When the experiment was complete, he was careful to clean up his lab bench and return stock bottles to the common area for other students to use. Then he set to folding his lab coat.
He laid it out carefully on the clean bench top, buttoned it up and shook out the garment. Turning the coat on its front, he straightened and folded with crisp lines and much attention to detail. His lab partner was standing by, with a smile on his face and shaking his head. It was then that I commented, “Would you like to come over and fold clothes at my house?” He laughed, no doubt hearing similar questions in the past, and replied, “My mom was in the army” as a means of explanation for his attention to his lab coat. “I love your mom!” I said. He laughed then and agreed, “I love her too.” His lab partner added that he wound up his own lab coat into some sort of a sphere and crammed it in his book bag … and it fit just the same. But it wasn’t the same. Here was a young man whose mom made an impression on him; he was away at college, after all, he didn’t have to keep folding his clothes so neatly. But he did. Every time he folded clothes he was reminded of his mom; the connection was there, even if she wasn’t.

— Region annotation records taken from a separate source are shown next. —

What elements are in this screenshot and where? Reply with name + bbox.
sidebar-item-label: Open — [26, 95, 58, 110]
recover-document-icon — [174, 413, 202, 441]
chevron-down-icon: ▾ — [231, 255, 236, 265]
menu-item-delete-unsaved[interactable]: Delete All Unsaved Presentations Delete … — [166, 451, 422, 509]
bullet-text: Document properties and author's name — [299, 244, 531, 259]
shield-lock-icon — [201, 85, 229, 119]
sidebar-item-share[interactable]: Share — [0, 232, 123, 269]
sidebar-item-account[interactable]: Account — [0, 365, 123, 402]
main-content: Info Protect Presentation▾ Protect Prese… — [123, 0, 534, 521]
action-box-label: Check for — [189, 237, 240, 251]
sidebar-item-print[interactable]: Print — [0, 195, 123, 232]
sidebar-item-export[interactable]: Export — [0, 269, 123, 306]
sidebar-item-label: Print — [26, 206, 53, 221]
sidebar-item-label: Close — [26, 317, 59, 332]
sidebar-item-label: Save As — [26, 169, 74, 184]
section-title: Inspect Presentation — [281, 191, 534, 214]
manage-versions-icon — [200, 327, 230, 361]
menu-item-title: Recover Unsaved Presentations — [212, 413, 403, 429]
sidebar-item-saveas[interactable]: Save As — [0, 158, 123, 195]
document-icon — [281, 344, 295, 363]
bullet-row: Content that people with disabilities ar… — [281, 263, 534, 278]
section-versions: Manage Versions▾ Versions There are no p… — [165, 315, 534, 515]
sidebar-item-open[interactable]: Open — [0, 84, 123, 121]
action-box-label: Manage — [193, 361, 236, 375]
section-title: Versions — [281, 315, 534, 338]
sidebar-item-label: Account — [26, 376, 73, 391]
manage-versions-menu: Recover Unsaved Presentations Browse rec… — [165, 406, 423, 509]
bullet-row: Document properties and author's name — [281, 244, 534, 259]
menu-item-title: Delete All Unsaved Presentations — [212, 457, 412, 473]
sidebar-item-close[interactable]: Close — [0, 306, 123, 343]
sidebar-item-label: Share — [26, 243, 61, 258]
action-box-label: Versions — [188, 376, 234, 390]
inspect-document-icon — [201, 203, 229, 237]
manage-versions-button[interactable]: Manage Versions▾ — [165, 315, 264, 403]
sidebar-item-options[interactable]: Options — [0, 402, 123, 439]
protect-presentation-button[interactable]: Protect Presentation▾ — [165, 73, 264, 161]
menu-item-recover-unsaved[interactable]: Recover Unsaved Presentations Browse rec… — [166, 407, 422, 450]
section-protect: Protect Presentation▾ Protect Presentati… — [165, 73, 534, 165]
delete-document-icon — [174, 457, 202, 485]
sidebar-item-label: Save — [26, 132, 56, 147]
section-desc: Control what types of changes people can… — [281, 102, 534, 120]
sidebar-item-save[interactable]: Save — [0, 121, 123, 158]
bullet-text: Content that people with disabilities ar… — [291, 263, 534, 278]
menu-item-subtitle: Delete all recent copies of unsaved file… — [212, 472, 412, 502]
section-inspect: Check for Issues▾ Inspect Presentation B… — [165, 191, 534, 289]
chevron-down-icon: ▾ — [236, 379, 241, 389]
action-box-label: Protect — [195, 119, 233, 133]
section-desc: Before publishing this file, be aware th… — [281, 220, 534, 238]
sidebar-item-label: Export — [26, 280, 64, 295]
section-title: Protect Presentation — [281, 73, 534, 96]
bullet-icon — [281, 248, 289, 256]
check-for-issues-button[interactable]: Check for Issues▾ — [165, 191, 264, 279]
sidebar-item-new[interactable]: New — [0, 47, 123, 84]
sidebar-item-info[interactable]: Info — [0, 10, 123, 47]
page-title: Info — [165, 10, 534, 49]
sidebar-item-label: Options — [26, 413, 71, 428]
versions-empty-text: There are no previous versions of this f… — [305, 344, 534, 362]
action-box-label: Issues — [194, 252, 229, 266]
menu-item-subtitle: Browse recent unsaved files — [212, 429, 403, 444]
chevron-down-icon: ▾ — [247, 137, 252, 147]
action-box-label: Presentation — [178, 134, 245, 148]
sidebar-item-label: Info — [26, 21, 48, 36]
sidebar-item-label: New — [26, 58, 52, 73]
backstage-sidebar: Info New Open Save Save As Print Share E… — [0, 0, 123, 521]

It reminded me of how I make my bed every morning. My mom said that the bed needed to be made every day. It was the first thing accomplished for the day and set the tone of having things accomplished. My dad liked the feel of cool, crisp sheets, so mom would be sure to smooth everything out and tuck in the ends every morning… just the way dad liked it. After mom died, I would take on the task of making the bed for dad. Now it’s just me, and I make my bed every morning with the same care I did for dad…. tucking in the ends and everything. Just another way of being connected ….
How do you stay connected to loved ones?